The more we allow ourselves to become puffed up with our own importance, to become engrossed with our own agenda, the less free we become, and as a consequence, the less joyful. Contrary to the rest of the beatitudes, where the reward is set in the future, the reward for the poor in spirit is set in the present, “theirs is the Kingdom of heaven.” To live in the Kingdom of heaven is to know the joy and freedom that come with making your life about serving others. To live in the Kingdom of heaven is to be freed from the strictures that come with the labels and expectations that others project onto us. The Smith family refused to allow themselves to be defined by the helplessness and low self esteem that usually come with the label “poor” that their church tried to give them. In this way they were able to find the necessary agency to become the richest family in the Church in terms of giving.

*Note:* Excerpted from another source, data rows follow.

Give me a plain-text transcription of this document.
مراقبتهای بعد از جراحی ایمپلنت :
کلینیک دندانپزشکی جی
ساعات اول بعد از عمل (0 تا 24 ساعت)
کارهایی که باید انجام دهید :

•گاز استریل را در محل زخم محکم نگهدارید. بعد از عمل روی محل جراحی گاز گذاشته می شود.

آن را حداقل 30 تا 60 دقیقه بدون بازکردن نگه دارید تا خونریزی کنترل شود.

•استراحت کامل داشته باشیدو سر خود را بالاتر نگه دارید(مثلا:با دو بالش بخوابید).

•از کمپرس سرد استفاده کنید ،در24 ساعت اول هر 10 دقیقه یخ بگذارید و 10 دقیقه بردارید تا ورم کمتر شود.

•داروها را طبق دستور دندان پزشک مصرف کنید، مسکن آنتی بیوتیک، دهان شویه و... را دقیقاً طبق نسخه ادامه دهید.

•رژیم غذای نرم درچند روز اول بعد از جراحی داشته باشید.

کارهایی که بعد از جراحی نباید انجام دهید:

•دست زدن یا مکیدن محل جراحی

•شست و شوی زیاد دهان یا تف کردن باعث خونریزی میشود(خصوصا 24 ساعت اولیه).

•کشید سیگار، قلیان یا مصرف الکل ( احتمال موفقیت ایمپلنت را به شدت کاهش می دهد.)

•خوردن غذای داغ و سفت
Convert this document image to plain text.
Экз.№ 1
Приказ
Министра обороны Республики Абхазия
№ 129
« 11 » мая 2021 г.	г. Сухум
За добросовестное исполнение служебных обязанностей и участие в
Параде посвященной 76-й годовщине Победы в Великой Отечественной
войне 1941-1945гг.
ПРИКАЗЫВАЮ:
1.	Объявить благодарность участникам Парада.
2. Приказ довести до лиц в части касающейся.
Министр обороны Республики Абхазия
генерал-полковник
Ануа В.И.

Nevertheless, a word of caution is in order. We should not attempt to decouple the clear link that the gospels establish between material poverty and poverty of spirit. Scripture scholars tell us that the original form of this beatitude is to be found in Luke: “Blessed are the poor…” Matthew has chosen to soften this beatitude because he was writing to a middle class audience who he did not want to alienate. So he adds the phrase “in spirit.” The Smith story clearly shows that it is the attitude of not being the centre of one’s own life that defines this beatitude. If we want to be the “blessed of the Kingdom” then we have to cultivate an attitude of spiritual poverty. However, we who are not poor have to interrogate ourselves long and hard as to how we achieve such a spirit without the simplicity and humility that come from being materially poor. We cannot deny that the ease with which the Smith family prioritized other’s needs over their own was in some way founded on their own simplicity of life, on the fact that in the social hierarchy of their Church, they were really on the bottom. Their carefree ignorance of where they were situated on this social hierarchy is unquestionably linked to their poverty of spirit. Isn’t this the definition of humility itself – being liberated from a pre-occupation with where we stand in the social hierarchy. It is this immense freedom that is so compelling about the Smith family, and is undoubtedly the source of their joy. This is why the Kingdom of heaven can be theirs right now – they have thrown away the calculating savoir-faire of the world that cuts off the unadulterated joy of the children of God. May we know this same joy as we stive to become poor in spirit. Questions for reflection
- What feelings are stirred up in me as I read this story of the Smith family?
- What are my feelings towards my own social status? How concerned am I with moving up or down the ladder?
- What are the ways in which I might become poorer in spirit, more grounded in my own spiritual and material poverty as a creature wholly dependent on my Creator?